Son plus proche équivalent est le
todo-nada de saint Jean de la Croix'. 

 « Pour arriver à goûter tout, veillez à n'avoir de goût pour rien. 
Pour arriver à savoir tout, veillez à ne rien savoir de rien. 
Pour arriver à posséder tout, veillez à ne posséder quoi que ce soit de rien. 
Pour arriver à être tout, veillez à n'être rien en rien »(...)"

"Mais le moi, auquel l'ascèse chrétienne s'attaque en premier, est situé au niveau superficiel de la personnalité humaine, 
celui où les hommes cherchent d'ordinaire la satisfaction de leurs désirs : gloire humaine et plaisir des sens. ...
Une ascèse un peu plus raffinée s'étend au plan de la pensée...
 à ce niveau, ceux-là mêmes qui ont renoncé aux goûts des choses extérieures cherchent leur satisfaction dans l'affirmation d'eux-mêmes, d'une manière plus subtile et peut être plus dangereuse encore.... 
Mais tout cela demeure bien extérieur comparé au but de l'ascèse Vraie;"

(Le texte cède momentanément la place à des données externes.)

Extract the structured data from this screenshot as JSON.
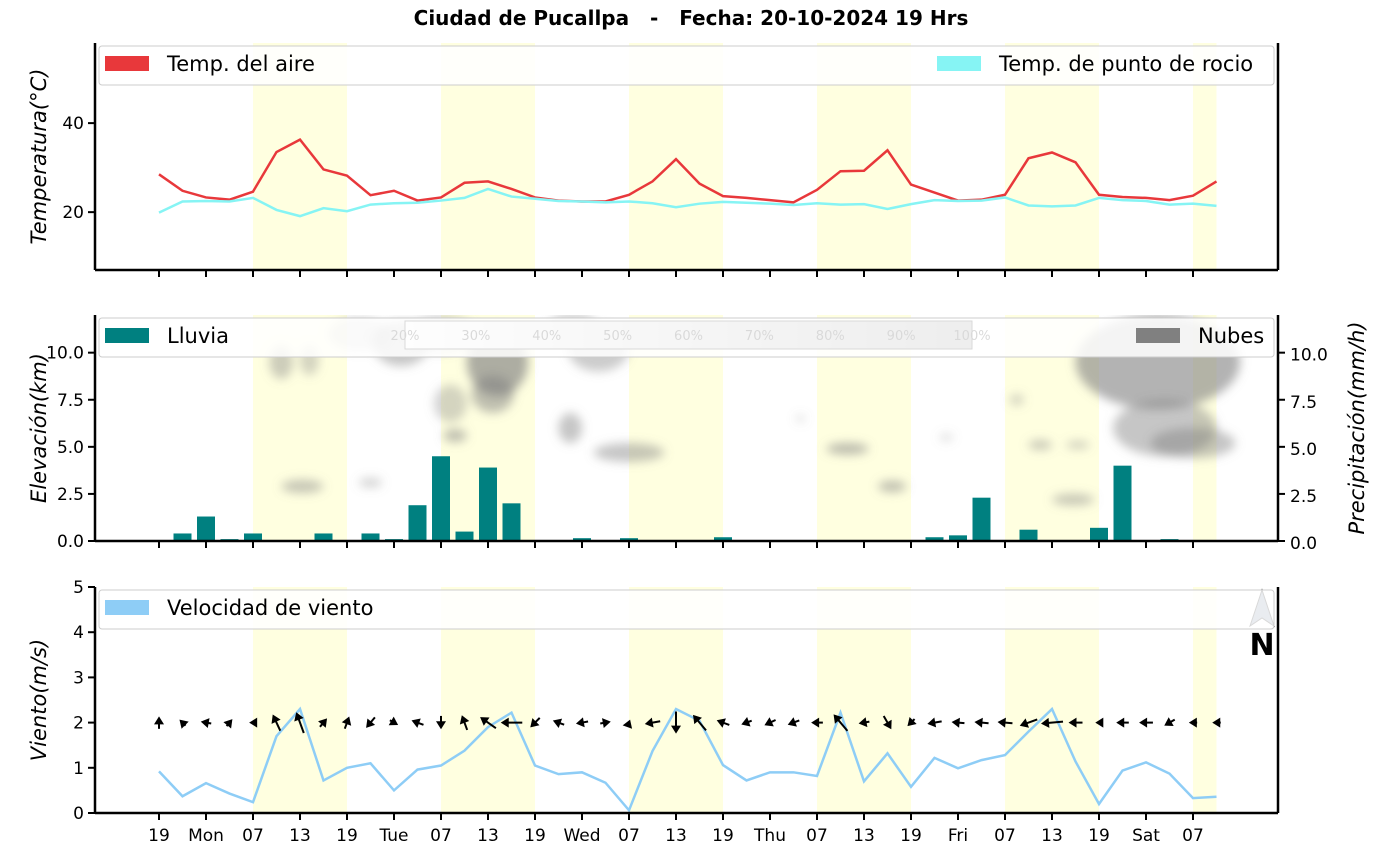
{
  "title": "Ciudad de Pucallpa   -   Fecha: 20-10-2024 19 Hrs",
  "time_ticks": [
    "19",
    "Mon",
    "07",
    "13",
    "19",
    "Tue",
    "07",
    "13",
    "19",
    "Wed",
    "07",
    "13",
    "19",
    "Thu",
    "07",
    "13",
    "19",
    "Fri",
    "07",
    "13",
    "19",
    "Sat",
    "07"
  ],
  "daylight_bands": [
    [
      2,
      4
    ],
    [
      6,
      8
    ],
    [
      10,
      12
    ],
    [
      14,
      16
    ],
    [
      18,
      20
    ],
    [
      22,
      22.5
    ]
  ],
  "colors": {
    "air_temp": "#e8383b",
    "dew_point": "#86f4f4",
    "rain": "#008080",
    "clouds": "#808080",
    "wind": "#8ecdf6",
    "daylight": "#ffffe0",
    "compass": "#6f7f99"
  },
  "compass": {
    "icon": "north-arrow-icon",
    "label": "N"
  },
  "chart_data": [
    {
      "type": "line",
      "ylabel": "Temperatura(°C)",
      "ylim": [
        7,
        58
      ],
      "yticks": [
        "20",
        "40"
      ],
      "legend": "top",
      "grid": false,
      "series": [
        {
          "name": "Temp. del aire",
          "values": [
            28.5,
            24.8,
            23.3,
            22.8,
            24.6,
            33.5,
            36.3,
            29.6,
            28.2,
            23.8,
            24.8,
            22.6,
            23.3,
            26.6,
            26.9,
            25.2,
            23.3,
            22.6,
            22.4,
            22.4,
            23.9,
            26.9,
            31.9,
            26.4,
            23.6,
            23.2,
            22.7,
            22.2,
            25.0,
            29.2,
            29.3,
            33.9,
            26.2,
            24.4,
            22.6,
            22.8,
            23.9,
            32.1,
            33.4,
            31.2,
            23.9,
            23.4,
            23.2,
            22.7,
            23.7,
            26.9
          ]
        },
        {
          "name": "Temp. de punto de rocio",
          "values": [
            19.9,
            22.4,
            22.5,
            22.4,
            23.2,
            20.5,
            19.1,
            20.9,
            20.2,
            21.7,
            22.0,
            22.1,
            22.6,
            23.2,
            25.2,
            23.5,
            23.0,
            22.5,
            22.4,
            22.2,
            22.4,
            22.0,
            21.1,
            21.9,
            22.3,
            22.1,
            21.9,
            21.6,
            22.0,
            21.7,
            21.8,
            20.7,
            21.8,
            22.7,
            22.5,
            22.6,
            23.3,
            21.5,
            21.3,
            21.5,
            23.2,
            22.7,
            22.5,
            21.7,
            21.9,
            21.4
          ]
        }
      ]
    },
    {
      "type": "bar",
      "ylabel": "Elevación(km)",
      "ylabel_right": "Precipitación(mm/h)",
      "ylim": [
        0,
        12
      ],
      "yticks": [
        "0.0",
        "2.5",
        "5.0",
        "7.5",
        "10.0"
      ],
      "yticks_right": [
        "0.0",
        "2.5",
        "5.0",
        "7.5",
        "10.0"
      ],
      "legend": "top",
      "series": [
        {
          "name": "Lluvia",
          "values": [
            0,
            0.4,
            1.3,
            0.1,
            0.4,
            0.05,
            0.05,
            0.4,
            0.05,
            0.4,
            0.1,
            1.9,
            4.5,
            0.5,
            3.9,
            2.0,
            0.05,
            0,
            0.15,
            0.05,
            0.15,
            0.05,
            0.05,
            0.05,
            0.2,
            0,
            0,
            0,
            0,
            0,
            0,
            0,
            0,
            0.2,
            0.3,
            2.3,
            0,
            0.6,
            0.05,
            0.05,
            0.7,
            4.0,
            0.05,
            0.1,
            0,
            0
          ]
        },
        {
          "name": "Nubes"
        }
      ],
      "colorbar": {
        "labels": [
          "20%",
          "30%",
          "40%",
          "50%",
          "60%",
          "70%",
          "80%",
          "90%",
          "100%"
        ]
      },
      "cloud_patches": [
        {
          "x": 5.2,
          "y": 9.5,
          "rx": 0.5,
          "ry": 0.9,
          "level": 0.4
        },
        {
          "x": 6.4,
          "y": 9.6,
          "rx": 0.4,
          "ry": 0.8,
          "level": 0.35
        },
        {
          "x": 6.1,
          "y": 2.9,
          "rx": 0.9,
          "ry": 0.35,
          "level": 0.45
        },
        {
          "x": 9.0,
          "y": 3.1,
          "rx": 0.5,
          "ry": 0.25,
          "level": 0.35
        },
        {
          "x": 8.5,
          "y": 11.0,
          "rx": 1.3,
          "ry": 0.9,
          "level": 0.3
        },
        {
          "x": 10.3,
          "y": 10.5,
          "rx": 1.2,
          "ry": 1.2,
          "level": 0.45
        },
        {
          "x": 12.0,
          "y": 11.0,
          "rx": 1.5,
          "ry": 1.0,
          "level": 0.35
        },
        {
          "x": 14.4,
          "y": 9.5,
          "rx": 1.3,
          "ry": 1.8,
          "level": 0.65
        },
        {
          "x": 14.2,
          "y": 7.8,
          "rx": 0.9,
          "ry": 1.0,
          "level": 0.5
        },
        {
          "x": 12.4,
          "y": 7.3,
          "rx": 0.7,
          "ry": 1.0,
          "level": 0.35
        },
        {
          "x": 12.6,
          "y": 5.6,
          "rx": 0.5,
          "ry": 0.35,
          "level": 0.5
        },
        {
          "x": 17.5,
          "y": 6.0,
          "rx": 0.5,
          "ry": 0.8,
          "level": 0.45
        },
        {
          "x": 17.6,
          "y": 11.5,
          "rx": 1.0,
          "ry": 0.7,
          "level": 0.3
        },
        {
          "x": 18.7,
          "y": 10.2,
          "rx": 1.3,
          "ry": 1.2,
          "level": 0.4
        },
        {
          "x": 20.0,
          "y": 4.7,
          "rx": 1.5,
          "ry": 0.5,
          "level": 0.45
        },
        {
          "x": 27.3,
          "y": 6.5,
          "rx": 0.2,
          "ry": 0.2,
          "level": 0.25
        },
        {
          "x": 29.3,
          "y": 4.9,
          "rx": 0.9,
          "ry": 0.3,
          "level": 0.55
        },
        {
          "x": 31.2,
          "y": 2.9,
          "rx": 0.6,
          "ry": 0.3,
          "level": 0.5
        },
        {
          "x": 33.5,
          "y": 5.5,
          "rx": 0.3,
          "ry": 0.2,
          "level": 0.25
        },
        {
          "x": 36.5,
          "y": 7.5,
          "rx": 0.3,
          "ry": 0.3,
          "level": 0.35
        },
        {
          "x": 37.5,
          "y": 5.1,
          "rx": 0.5,
          "ry": 0.25,
          "level": 0.45
        },
        {
          "x": 39.1,
          "y": 5.1,
          "rx": 0.5,
          "ry": 0.2,
          "level": 0.4
        },
        {
          "x": 38.9,
          "y": 2.2,
          "rx": 0.9,
          "ry": 0.3,
          "level": 0.45
        },
        {
          "x": 42.5,
          "y": 9.5,
          "rx": 3.5,
          "ry": 2.5,
          "level": 0.6
        },
        {
          "x": 42.8,
          "y": 6.0,
          "rx": 2.2,
          "ry": 1.5,
          "level": 0.45
        },
        {
          "x": 44.0,
          "y": 5.2,
          "rx": 1.8,
          "ry": 0.8,
          "level": 0.45
        }
      ]
    },
    {
      "type": "line",
      "ylabel": "Viento(m/s)",
      "ylim": [
        0,
        5
      ],
      "yticks": [
        "0",
        "1",
        "2",
        "3",
        "4",
        "5"
      ],
      "legend": "top-left",
      "series": [
        {
          "name": "Velocidad de viento",
          "values": [
            0.92,
            0.37,
            0.66,
            0.43,
            0.24,
            1.7,
            2.3,
            0.72,
            1.0,
            1.1,
            0.5,
            0.96,
            1.05,
            1.38,
            1.9,
            2.22,
            1.05,
            0.86,
            0.9,
            0.67,
            0.06,
            1.37,
            2.3,
            2.04,
            1.06,
            0.72,
            0.9,
            0.9,
            0.82,
            2.22,
            0.7,
            1.32,
            0.58,
            1.22,
            0.99,
            1.17,
            1.28,
            1.8,
            2.3,
            1.14,
            0.2,
            0.94,
            1.12,
            0.87,
            0.33,
            0.36
          ]
        }
      ],
      "wind_direction_deg": [
        180,
        135,
        100,
        220,
        90,
        155,
        160,
        220,
        200,
        40,
        300,
        110,
        0,
        160,
        125,
        90,
        45,
        110,
        80,
        260,
        200,
        80,
        0,
        140,
        110,
        70,
        65,
        70,
        90,
        140,
        80,
        330,
        45,
        80,
        95,
        95,
        95,
        70,
        85,
        90,
        90,
        90,
        90,
        60,
        90,
        90
      ]
    }
  ]
}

Le point que vise l'ascèse vraie est beaucoup
plus intérieur;
 ce n'est rien moins que le Vrai Moi au lieu même de son origine,
 au moment même de son Éveil,...
avant qu'il n'ait commencé à s'exprimer.

L'ascèse vraie veut dépouiller l'homme de son ego, de son moi, d'une façon absolument radicale et telle, que nulle image, nul concept ne peut la décrire correctement.

C'est l'inexorable expérience du néant de tout être créé.
 
Comme le Christ le dit un jour à Catherine de Sienne :

 « Tu es celle qui n'est pas »
 Seul Je Suis ce qui est


Cette expérience est pour le chrétien est l'agonie suprême, celle qui lui arrache tout, y compris le moi au plus intime de son être.

Et le Père Le Saux de conclure:

"Sans doute, s'il ne s'agissait que de se sacrifier au Seigneur, le chrétien le ferait avec joie, et comme spontanément, sur la foi de l'Évangile. 
Mais cette purification radicale semble aussi lui enlever le Seigneur lui même !
 son Seigneur !

 ...ainsi que les formes en lesquelles il se révéla,
  jusqu'aux paroles en lesquelles il s'adressa à l'homme.
  Le nom même de « Père » que, porté par l'Esprit, il murmurait avec tant de ferveur, n'arrive même plus à effleurer ses lèvres....
 Tous ses gestes rituels, toutes ses pensées, même les plus hautes, tous ses sentiments, même les plus nobles et les plus purs, lui semblent avoir perdu,leur valeur,
 car au-dedans de lui-même, l'Absolu ne lui permet plus de se contenter d'aucun signe.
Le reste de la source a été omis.